Know-It-All Robot Shuts Down Dubious Family Texts (wsj.com)
Biting your tongue at yet another questionable article shared in your message group? Add artificial-intelligence fact-checker Meiyu, she will jump in with 'False.' From a report: The artificial-intelligence bot will interject in real time when she detects posts about the news, pointing out factual errors and alternative interpretations. The technology, created by Taiwanese developers, is a step ahead of most fact-checking apps, including versions offered in Brazil and Indonesia, which don't jump into conversations. Other popular fact-checkers, such as Snopes in the U.S., are public databases that users consult for reviews of news items. Meiyu quickly became hot in Taiwan, which had just gone through divisive local elections and is rife with rumors of China's interference in social media.
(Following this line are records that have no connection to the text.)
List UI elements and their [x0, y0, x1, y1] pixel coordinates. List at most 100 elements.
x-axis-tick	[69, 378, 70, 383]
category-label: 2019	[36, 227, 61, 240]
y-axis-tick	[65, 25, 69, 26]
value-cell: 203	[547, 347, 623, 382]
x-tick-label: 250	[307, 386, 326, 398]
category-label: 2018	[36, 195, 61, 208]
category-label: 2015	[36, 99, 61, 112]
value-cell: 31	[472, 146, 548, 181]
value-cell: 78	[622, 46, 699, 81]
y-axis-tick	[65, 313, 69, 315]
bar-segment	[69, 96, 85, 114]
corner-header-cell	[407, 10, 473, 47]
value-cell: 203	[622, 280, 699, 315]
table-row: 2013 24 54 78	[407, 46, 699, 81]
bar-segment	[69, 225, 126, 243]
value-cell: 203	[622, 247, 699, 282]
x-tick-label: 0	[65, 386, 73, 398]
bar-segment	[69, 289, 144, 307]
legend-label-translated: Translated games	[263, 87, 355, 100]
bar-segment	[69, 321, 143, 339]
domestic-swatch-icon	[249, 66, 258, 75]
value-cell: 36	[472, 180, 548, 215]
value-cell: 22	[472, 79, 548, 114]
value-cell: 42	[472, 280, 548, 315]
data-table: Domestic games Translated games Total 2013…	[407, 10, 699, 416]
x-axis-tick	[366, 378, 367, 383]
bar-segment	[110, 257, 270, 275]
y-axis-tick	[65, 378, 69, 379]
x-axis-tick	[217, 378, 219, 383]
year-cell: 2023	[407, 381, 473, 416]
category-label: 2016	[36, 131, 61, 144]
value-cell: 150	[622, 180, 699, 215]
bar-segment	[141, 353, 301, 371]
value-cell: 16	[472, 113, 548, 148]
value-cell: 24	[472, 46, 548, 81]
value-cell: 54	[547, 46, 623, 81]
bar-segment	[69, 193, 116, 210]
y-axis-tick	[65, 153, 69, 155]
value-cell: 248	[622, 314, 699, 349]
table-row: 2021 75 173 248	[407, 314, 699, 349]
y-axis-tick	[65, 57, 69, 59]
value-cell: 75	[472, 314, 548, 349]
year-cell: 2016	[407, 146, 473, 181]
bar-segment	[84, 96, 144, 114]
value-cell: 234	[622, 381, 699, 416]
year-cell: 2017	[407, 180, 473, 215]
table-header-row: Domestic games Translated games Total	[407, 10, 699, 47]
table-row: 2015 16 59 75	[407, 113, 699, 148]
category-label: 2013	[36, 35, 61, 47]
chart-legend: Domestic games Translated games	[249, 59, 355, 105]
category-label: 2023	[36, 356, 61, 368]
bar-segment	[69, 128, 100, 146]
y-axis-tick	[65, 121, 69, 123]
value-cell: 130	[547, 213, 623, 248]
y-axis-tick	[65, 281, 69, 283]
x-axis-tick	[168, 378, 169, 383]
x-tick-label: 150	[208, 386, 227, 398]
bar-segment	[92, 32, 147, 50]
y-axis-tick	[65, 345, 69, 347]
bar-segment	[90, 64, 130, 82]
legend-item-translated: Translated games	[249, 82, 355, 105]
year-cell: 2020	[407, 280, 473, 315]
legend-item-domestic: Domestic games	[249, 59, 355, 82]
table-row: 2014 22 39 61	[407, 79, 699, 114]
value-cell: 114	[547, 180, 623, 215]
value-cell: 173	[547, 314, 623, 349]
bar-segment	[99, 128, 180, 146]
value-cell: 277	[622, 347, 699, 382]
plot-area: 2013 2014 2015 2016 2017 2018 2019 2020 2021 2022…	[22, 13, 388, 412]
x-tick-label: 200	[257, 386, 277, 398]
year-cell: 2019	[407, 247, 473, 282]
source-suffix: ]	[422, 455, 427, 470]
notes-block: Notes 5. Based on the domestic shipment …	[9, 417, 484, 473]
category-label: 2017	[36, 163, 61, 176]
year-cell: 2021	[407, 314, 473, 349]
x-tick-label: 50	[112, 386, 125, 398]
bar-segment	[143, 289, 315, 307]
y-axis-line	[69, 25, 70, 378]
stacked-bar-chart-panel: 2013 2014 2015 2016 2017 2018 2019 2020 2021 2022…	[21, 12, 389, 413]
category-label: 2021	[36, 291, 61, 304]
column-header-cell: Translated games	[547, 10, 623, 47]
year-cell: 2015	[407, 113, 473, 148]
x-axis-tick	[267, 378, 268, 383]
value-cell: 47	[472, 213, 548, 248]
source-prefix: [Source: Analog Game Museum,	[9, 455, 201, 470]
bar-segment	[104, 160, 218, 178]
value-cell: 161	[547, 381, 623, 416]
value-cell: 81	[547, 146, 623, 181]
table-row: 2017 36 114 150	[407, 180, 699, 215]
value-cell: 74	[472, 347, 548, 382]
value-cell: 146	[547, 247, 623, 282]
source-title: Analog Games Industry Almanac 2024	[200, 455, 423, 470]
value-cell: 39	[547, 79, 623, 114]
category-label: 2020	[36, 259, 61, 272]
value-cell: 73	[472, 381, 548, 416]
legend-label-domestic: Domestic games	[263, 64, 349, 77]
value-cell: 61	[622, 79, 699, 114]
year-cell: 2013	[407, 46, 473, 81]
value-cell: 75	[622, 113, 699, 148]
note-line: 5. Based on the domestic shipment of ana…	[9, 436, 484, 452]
The bot now has more than 110,000 users on the Japanese messaging app Line, which covers about 90% of the mobile-messaging market in Taiwan.
Scientific Consensus would be argumentum ad popolum if it was true that consensus determines facts, however, it does not. It merely flags particular theories as known-to-be-accepted-in-the-mainstream.
Science is a process, not a set of theories or conclusions. Therefore, you identified the correct fallacy in the argument, but in the wrong part of the argument. Where they're engaging in argumentum ad popolum is when they're saying that because there is a "scientific consensus," therefore the body of the consensus is also correct, or worse, sometimes they'll even want to call it "proven." But science does not and can not attempt to "prove" things. Science is merely a process by which you can attempt to repeat things; the personal goal of scientists is often to discover the "why" of things, but science doesn't actually do that. And the good ones know it! Their personal goal of understanding "why" is separate from their professional goals of taking additional steps in a process. But conclusions are not one of the steps that is even part of the process, so consensus about what the current-best-answer is doesn't even touch on or support coming to conclusions about it!
"I think, therefore I am" is a complete failure, but because the lesson is valuable (if I don't exist it doesn't matter if I'm wrong, if I do exist but believe I don't I won't be motivated to survive, therefore belief in existence is the only answer with potential utility) we also value scientific consensus; not because it is ever correct, or capable of being correct, but because it supports additional attempts at understanding.